Bien que les hommes et les femmes aient des perceptions semblables de la criminalité dans leur quartier, les réactions quant à la crainte varient considérablement selon le sexe. On a également observé des différences importantes entre les hommes et les femmes à l’égard des mesures de précaution prises pour éviter la victimisation, mesures qui peuvent restreindre les activités quotidiennes. Les comportements d’évitement constituent une forme de mesures de précaution. Les comportements d’évitement sont les restrictions qu’imposent les personnes sur leurs propres mouvements pour se protéger de la criminalité16,17,18,19. Cette restriction des activités a des conséquences sociales importantes parce qu’elle limite la liberté individuelle, et aussi parce qu’elle modifie les interactions urbaines et les tendances de mobilité, notamment dans les lieux publics comme les zones commerciales et les lieux de rassemblement communautaire20.

Dans le cadre de l’ESG, on mesure les comportements d’évitement en demandant aux répondants s’ils restent chez eux le soir parce qu’ils ont peur de sortir seuls. Seulement 3 % des hommes au sein de la population à l’étude ont déclaré éviter de sortir seuls le soir, alors que 17 % des femmes ont dit adopter ce comportement par crainte d’être victimes d’un acte criminel (graphique 1). En d’autres mots, la cote exprimant les chances que les femmes de 25 à 54 ans adoptent un comportement d’évitement pour se protéger de la criminalité était 7,0 fois plus élevée que celle des hommes du même groupe d’âge.

Donc, bien que les hommes et les femmes aient des perceptions assez convergentes du niveau de criminalité dans leur quartier, ces deux groupes diffèrent considérablement en ce qui concerne leur crainte de la criminalité. Il n’est donc pas surprenant de constater des différences importantes entre les hommes et les femmes au chapitre des comportements d’évitement.

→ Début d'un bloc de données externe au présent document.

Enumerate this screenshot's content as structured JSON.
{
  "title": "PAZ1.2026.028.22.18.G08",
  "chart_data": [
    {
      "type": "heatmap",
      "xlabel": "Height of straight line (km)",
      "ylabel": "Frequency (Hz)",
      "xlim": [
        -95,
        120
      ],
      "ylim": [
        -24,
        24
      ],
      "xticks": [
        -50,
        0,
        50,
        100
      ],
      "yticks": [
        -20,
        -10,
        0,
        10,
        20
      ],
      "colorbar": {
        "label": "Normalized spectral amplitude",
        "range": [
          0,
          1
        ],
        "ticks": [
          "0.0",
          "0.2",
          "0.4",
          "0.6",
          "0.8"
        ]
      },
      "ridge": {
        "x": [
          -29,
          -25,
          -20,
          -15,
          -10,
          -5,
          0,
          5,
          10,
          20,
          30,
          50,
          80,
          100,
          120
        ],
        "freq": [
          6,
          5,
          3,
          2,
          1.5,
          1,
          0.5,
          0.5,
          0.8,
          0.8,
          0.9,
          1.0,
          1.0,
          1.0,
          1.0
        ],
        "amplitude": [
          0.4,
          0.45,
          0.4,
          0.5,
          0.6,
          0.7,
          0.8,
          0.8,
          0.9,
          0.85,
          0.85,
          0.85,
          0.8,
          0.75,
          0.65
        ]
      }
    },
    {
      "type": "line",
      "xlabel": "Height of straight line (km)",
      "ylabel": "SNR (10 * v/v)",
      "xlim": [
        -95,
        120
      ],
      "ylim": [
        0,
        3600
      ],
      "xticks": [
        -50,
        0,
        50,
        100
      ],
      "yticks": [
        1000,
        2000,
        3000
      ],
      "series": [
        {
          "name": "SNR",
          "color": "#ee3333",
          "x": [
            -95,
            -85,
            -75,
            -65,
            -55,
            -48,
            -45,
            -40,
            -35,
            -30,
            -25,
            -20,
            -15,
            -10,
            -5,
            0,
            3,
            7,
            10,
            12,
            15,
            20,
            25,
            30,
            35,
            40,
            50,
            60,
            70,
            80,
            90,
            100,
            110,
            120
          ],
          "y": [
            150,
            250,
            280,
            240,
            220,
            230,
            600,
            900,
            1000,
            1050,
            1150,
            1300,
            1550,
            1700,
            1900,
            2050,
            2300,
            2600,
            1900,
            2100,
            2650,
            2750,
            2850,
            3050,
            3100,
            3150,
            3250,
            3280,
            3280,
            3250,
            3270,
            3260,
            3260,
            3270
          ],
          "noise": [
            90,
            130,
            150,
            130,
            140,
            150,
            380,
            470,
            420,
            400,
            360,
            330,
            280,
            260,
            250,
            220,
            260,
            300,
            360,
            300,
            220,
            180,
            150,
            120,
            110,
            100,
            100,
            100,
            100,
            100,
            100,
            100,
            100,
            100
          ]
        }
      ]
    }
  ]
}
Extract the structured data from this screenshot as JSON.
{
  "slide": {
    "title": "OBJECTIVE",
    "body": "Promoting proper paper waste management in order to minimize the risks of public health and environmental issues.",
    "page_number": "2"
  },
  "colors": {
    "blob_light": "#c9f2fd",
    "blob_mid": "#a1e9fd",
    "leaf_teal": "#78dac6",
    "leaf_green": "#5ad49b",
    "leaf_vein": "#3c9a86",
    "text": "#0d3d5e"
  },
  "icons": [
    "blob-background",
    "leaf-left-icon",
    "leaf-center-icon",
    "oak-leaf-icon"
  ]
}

Les femmes et les hommes affichent-ils des différences quant aux mesures habituelles de précaution prises pour éviter d’être victimes d’actes criminels?

Les précautions qui restreignent les activités quotidiennes peuvent comprendre, outre les comportements d’évitement, des mesures habituelles de protection contre la victimisation que l’on prend généralement hors de chez soi21. C’est ce que l’on appelle les précautions habituelles. À l’instar des comportements d’évitement, ces mesures habituelles de précaution peuvent avoir une incidence sur la liberté individuelle mais, plus important encore, elles servent à protéger les personnes.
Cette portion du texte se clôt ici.